(Kein) Respekt vor Schiedsrichtern?

Landessportbund beleuchtet Situation der Unparteiischen

Untertaunus - Sie sind oft genug die Buhmänner der (Sport-)Nation. Für Entscheidungen, die sie in Sekundenbruchteilen treffen müssen, schlagen ihnen nicht selten Anfeindungen von Zuschauern und Spielern entgegen. Die Rede ist von den Schiedsrichtern, Kampfrichtern und Wertungsrichtern, die Wochenende für Wochenende auf Hessens Sportplätzen oder in Hessens Sporthallen Spiele leiten oder Vergleichskämpfe bewerten.

Grund genug für den Landessportbund Hessen, in einer Veranstaltung unter dem Titel „(Kein) Respekt vor Schiedsrichtern?“ die Situation der Unparteiischen zu beleuchten. Gleichzeitig zeichneten Landessportbund-Präsident Dr. Rolf Müller, Vizepräsident Ralf-Rainer Klatt und der Sprecher der Hessischen Landesregierung, Staatssekretär Michael Bußer, 40 Unparteiische aus den unterschiedlichsten Sportarten für ihr Engagement aus. Dies stellvertretend für die vielen tausend Schiedsrichter in Hessen, ohne die Wettkampfsport so nicht möglich wäre.

„Sie wirken mit ihrem in der Regel ehrenamtlichen Tun nicht nur für den Sport, sondern weit über den Sport hinaus in die Gesellschaft hinein“, so Dr. Rolf Müller. In Zeiten, in denen Polizei und Rettungskräfte in ihrer Tätigkeit zum Teil behindert und respektlos behandelt würden, brauche es Menschen wie die Schiedsrichter, die Vorbild seien, lobte der Sportbund-Chef das Engagement der Unparteiischen. Fußball-Weltmeisterin Nia Künzer, Fußball-Legende Dieter Müller und der langjährige Bundesliga-Referee Lutz Wagner, allesamt Gäste der Veranstaltung, unterstrichen Dr. Müllers Feststellung.
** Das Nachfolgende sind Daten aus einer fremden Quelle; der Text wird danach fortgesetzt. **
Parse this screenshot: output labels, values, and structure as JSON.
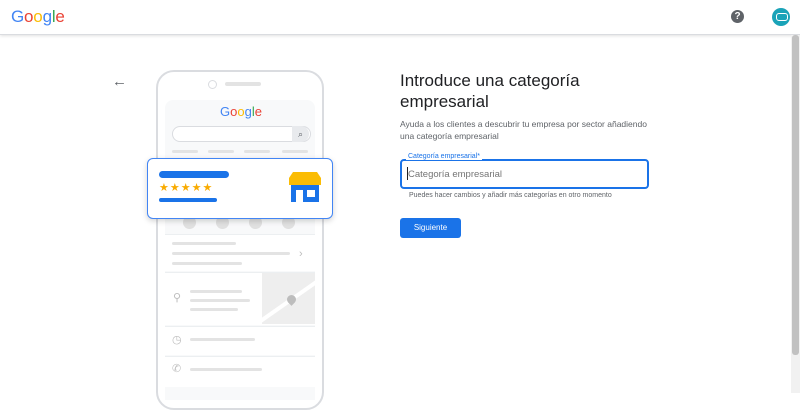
{
  "header": {
    "logo_letters": [
      {
        "ch": "G",
        "color": "#4285F4"
      },
      {
        "ch": "o",
        "color": "#EA4335"
      },
      {
        "ch": "o",
        "color": "#FBBC05"
      },
      {
        "ch": "g",
        "color": "#4285F4"
      },
      {
        "ch": "l",
        "color": "#34A853"
      },
      {
        "ch": "e",
        "color": "#EA4335"
      }
    ],
    "help_icon": "?",
    "avatar_icon": "account-avatar"
  },
  "illustration": {
    "mini_logo": "Google",
    "stars": "★★★★★"
  },
  "form": {
    "back_icon": "←",
    "title": "Introduce una categoría empresarial",
    "description": "Ayuda a los clientes a descubrir tu empresa por sector añadiendo una categoría empresarial",
    "field_label": "Categoría empresarial*",
    "field_placeholder": "Categoría empresarial",
    "field_value": "",
    "hint": "Puedes hacer cambios y añadir más categorías en otro momento",
    "submit_label": "Siguiente"
  },
  "colors": {
    "accent": "#1a73e8",
    "star": "#f9ab00"
  }
}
Wagner: „Respekt fängt im Vorfeld einer Begegnung an. Hier wie in der Gesellschaft gelten ungeschriebene Regeln. Das müssen wir wieder mehr pflegen.“ Dieter Müller ging einen Schritt weiter. „Respekt ist ein grundlegendes Problem unserer Gesellschaft“, sagte der Vize-Europameister. Viele Menschen seien heute so sehr mit sich selbst beschäftigt, dass ihnen der Respekt gegenüber anderen fehle. Fußball-Weltmeisterin Nia Künzer vermutet einen Teil der Ursachen hierfür im Bereich der Eltern. „Respekt muss vorgelebt werden. Wenn Eltern es an Respekt vermissen lassen, dann müssen wir uns nicht wundern, wenn die Kinder die Rolle des Schiedsrichters auf dem Sportplatz nicht mehr akzeptieren“, so Nia Künzer. Im Frauenfußball, so Künzer, sei das Akzeptieren von Schiedsrichterentscheidungen aber kaum ein Problem gewesen. Das positive Beispiel Frauenfußball trifft freilich nur bedingt auf andere (Ball-)Sportarten zu. Während beispielsweise im Tanzen und Turnen die Unparteiischen weitestgehend außerhalb der Kritik stehen, haben sowohl Fußball als auch Handball Probleme, Schiedsrichternachwuchs zu finden. Das Bewusstsein, Anfeindungen ausgesetzt zu sein und möglicherweise für das ehrenamtliche Tun verspottet zu werden, dürfte hier mit ursächlich sein.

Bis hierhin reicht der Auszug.